Internationally, there should be a concerted effort to address this. The pandemic has shown that while every population has its own individual particularities, international collaboration is key to positive health outcomes. Countries need to collaborate, sharing best practices and working together to ensure that recruitment from low- and middle-income countries does not deplete already scarce resources in those areas.
Meanwhile, governments, especially in developed countries, need to recognize the complexity and urgency of the crisis and act accordingly. Beyond immediate salary adjustments, there must be a significant investment in healthcare infrastructure, staffing, education, and support systems.
We’re not doing this at the moment.
The UK’s ‘strike season’ is more than a national crisis; it’s a wake-up call to the world.
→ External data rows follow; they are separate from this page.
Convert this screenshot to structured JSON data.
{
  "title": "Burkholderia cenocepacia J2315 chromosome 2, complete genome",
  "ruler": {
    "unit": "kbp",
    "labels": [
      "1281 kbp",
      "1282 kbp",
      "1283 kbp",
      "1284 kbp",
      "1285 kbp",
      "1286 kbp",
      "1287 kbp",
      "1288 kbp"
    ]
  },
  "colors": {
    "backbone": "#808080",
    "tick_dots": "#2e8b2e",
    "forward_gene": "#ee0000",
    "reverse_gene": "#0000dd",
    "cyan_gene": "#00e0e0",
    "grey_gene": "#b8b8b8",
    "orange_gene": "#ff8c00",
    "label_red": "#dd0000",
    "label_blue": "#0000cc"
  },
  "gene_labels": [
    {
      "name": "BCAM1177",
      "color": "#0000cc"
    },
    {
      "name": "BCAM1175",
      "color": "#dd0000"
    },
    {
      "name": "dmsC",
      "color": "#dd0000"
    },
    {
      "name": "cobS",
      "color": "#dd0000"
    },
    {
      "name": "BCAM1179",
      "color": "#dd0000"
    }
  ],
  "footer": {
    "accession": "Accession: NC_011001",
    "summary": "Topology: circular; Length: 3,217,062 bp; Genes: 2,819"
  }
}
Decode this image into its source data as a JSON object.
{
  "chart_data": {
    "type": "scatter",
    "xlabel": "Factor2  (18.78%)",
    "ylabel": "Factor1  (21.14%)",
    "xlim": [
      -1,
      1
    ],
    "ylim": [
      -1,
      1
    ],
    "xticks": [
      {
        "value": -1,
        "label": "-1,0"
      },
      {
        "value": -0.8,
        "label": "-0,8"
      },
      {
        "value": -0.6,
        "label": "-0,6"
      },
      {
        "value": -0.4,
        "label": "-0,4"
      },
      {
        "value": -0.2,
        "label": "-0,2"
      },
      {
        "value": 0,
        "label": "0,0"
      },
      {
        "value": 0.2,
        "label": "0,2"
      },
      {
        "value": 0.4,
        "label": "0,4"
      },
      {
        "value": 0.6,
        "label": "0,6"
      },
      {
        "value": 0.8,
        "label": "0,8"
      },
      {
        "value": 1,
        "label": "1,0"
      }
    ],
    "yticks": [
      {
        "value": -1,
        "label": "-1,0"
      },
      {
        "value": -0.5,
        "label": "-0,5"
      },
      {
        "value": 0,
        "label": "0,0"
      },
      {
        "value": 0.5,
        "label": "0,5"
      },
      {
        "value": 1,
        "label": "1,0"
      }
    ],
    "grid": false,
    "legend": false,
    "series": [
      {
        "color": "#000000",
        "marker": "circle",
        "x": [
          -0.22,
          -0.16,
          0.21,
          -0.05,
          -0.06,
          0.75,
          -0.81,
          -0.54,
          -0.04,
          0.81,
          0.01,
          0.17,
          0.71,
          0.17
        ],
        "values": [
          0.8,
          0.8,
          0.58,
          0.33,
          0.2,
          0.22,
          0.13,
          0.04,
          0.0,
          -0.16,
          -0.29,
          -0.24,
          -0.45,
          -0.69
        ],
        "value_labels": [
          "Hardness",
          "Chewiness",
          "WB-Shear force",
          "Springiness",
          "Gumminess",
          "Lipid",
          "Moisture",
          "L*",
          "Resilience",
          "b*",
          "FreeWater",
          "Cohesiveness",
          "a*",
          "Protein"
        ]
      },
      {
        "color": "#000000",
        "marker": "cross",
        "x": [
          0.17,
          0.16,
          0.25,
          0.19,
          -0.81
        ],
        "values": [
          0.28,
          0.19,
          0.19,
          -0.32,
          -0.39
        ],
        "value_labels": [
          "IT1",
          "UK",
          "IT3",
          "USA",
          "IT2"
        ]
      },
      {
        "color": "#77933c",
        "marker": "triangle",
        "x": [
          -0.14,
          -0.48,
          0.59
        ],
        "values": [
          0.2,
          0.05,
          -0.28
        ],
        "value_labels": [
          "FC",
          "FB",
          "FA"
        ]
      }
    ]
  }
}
The appreciation and applause for healthcare heroes must now translate into action, investment, and a renewed commitment to value and support those who are at the forefront of saving lives. Whether the UK and the world will heed this call remains to be seen, but the opportunity to transform healthcare for the better is within our grasp, and the time to act is now.
Moreover, it’s vital that the world takes note of what’s happening in the UK as a cautionary tale. Governments, labor unions, and medical institutions must come together to address the challenges facing healthcare professionals before they reach a boiling point. Prioritizing the well-being of medical workers is not just a moral imperative but a necessity for the robustness of global healthcare.